The ‘pkg’ variable in the example above is an instance of Autobuild::Orogen

OS-specific bits (not_on and only_on)

It is possible to have some parts of the autobuild file be OS-specific. Two calls are made available for that.

First, if you know that some packages should not be built on some operating systems, you should enclose their declaration in a ‘not_on’ statement. For instance:

not_on 'debian' do
  cmake_package 'excluded_package'
end

It is additionally possible to select specific versions

not_on 'debian', ['ubuntu', '10.04'] do
  cmake_package 'excluded_package'
end

If, on the other hand, you want some bits to be available only on a specific OS, use the only_on statement:

only_on ['ubuntu', '10.04'] do
  cmake_package 'only_ubuntu'
end

If the user tries to build a package that is excluded on his architecture, he will get the following error message:

modules/dynamixel depends on drivers/dynamixel, which is excluded from the build: drivers/dynamixel is disabled on this operating system

Custom package building

import_package "package_name" do |pkg|
    pkg.post_install do
        # add commands to build and install the package
    end
end

See this page about some very important issues when writing such command blocks.

Declaring documentation targets

Both autotools and CMake packages use make as the low-level build tool. For both packages, you can declare a documentation target that will be used during the call to autoproj doc to generate documentation:

cmake_package "package_name" do |pkg|
  pkg.with_doc 'doc'
  pkg.doc_dir = "doc/html"
end

The doc_dir assignment above is needed if the package installs its documentation elsewhere than “doc”.

Defining dependencies

Inter-package dependencies can be defined with

pkg.depends_on "package_name"

Where package name is either the name of another autoproj-built package, or the name of a package that is to be provided by the operating system.

Both methods should be used only for dynamic dependencies, i.e. dependencies that are dependent on build options (see below). Static dependencies should be defined in the package’s manifest.xml

Finally, it is possible to give aliases to a package’s name, by using the Autobuild::Package#provides method. If one does

cmake_package "mypkg" do |pkg|
    pkg.provides "pkgconfig/libmypkg"
end

then a package that declares a dependency on “pkgconfig/libmypkg” will actually depend on “mypkg”.

Defining and using options

It is possible to define configuration options which are set by your user at build time.

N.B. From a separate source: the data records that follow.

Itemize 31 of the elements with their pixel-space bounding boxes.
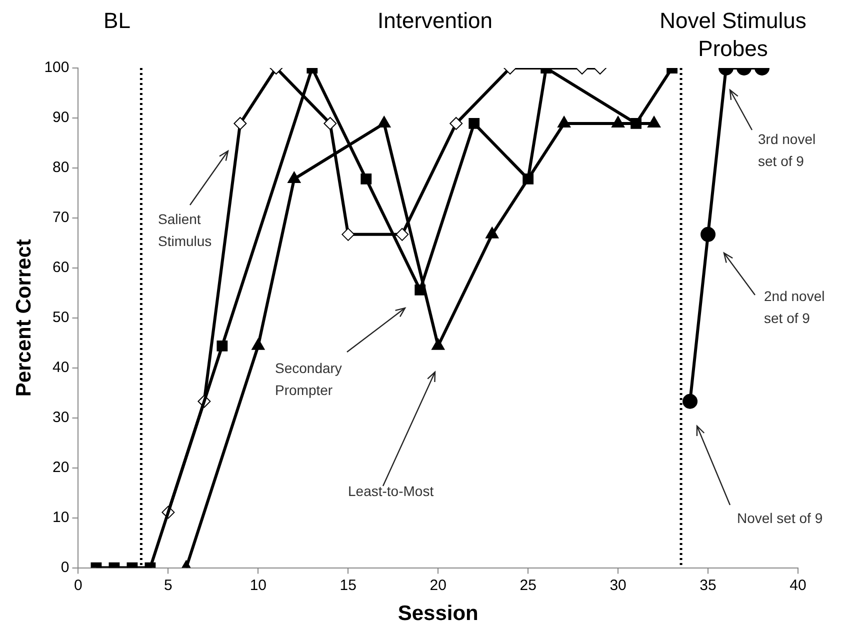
y-tick-label: 50 <box>52 309 70 326</box>
text: Novel Stimulus Probes <box>660 8 806 62</box>
text: Intervention <box>378 8 492 34</box>
x-tick-label: 35 <box>700 576 716 594</box>
y-axis-title: Percent Correct <box>12 239 36 397</box>
y-tick-label: 20 <box>52 458 70 476</box>
y-tick-label: 70 <box>52 209 70 226</box>
annotation: Novel set of 9 <box>737 510 823 526</box>
y-tick-label: 30 <box>52 409 70 426</box>
x-tick-label: 40 <box>790 576 806 594</box>
x-tick-label: 5 <box>164 576 172 594</box>
y-tick-label: 90 <box>52 109 70 126</box>
y-tick-label: 40 <box>52 359 70 376</box>
annotation: Least-to-Most <box>348 482 434 499</box>
annotation: 2nd novel set of 9 <box>764 288 825 326</box>
y-tick-label: 80 <box>52 159 70 176</box>
x-tick-label: 15 <box>340 576 356 594</box>
y-tick-label: 60 <box>52 259 70 276</box>
y-tick-label: 0 <box>60 558 70 576</box>
x-tick-label: 10 <box>250 576 267 594</box>
x-tick-label: 0 <box>74 576 82 594</box>
annotation: Secondary Prompter <box>275 360 342 398</box>
x-tick-label: 30 <box>610 576 626 594</box>
y-tick-label: 10 <box>52 508 70 526</box>
x-tick-label: 20 <box>430 576 446 594</box>
x-tick-label: 25 <box>520 576 536 594</box>
text: BL <box>104 8 130 34</box>
y-tick-label: 100 <box>44 59 70 76</box>
annotation: Salient Stimulus <box>158 210 212 249</box>
annotation: 3rd novel set of 9 <box>758 130 816 169</box>
x-axis-title: Session <box>398 602 478 626</box>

These options can then be used in the autobuild scripts to parametrize the build.

The general form of an option declaration is:

configuration_option "option_name", "option_type",
    :default => "default_value",
    :values => ["set", "of", "possible", "values"],
    :doc => "description of the option"

Once declared, it can be used in autobuild scripts with:

user_config("option_name")

Options are saved in autoproj/config.yml after the build. Options that are already set won’t be asked again unless the --reconfigure option is given to autoproj build.

Do not try to have too many options, that is in general bad policy as non-advanced users won’t be able to know what to answer. Advanced users will always have the option to override your autobuild definitions to tweak the builds to their needs.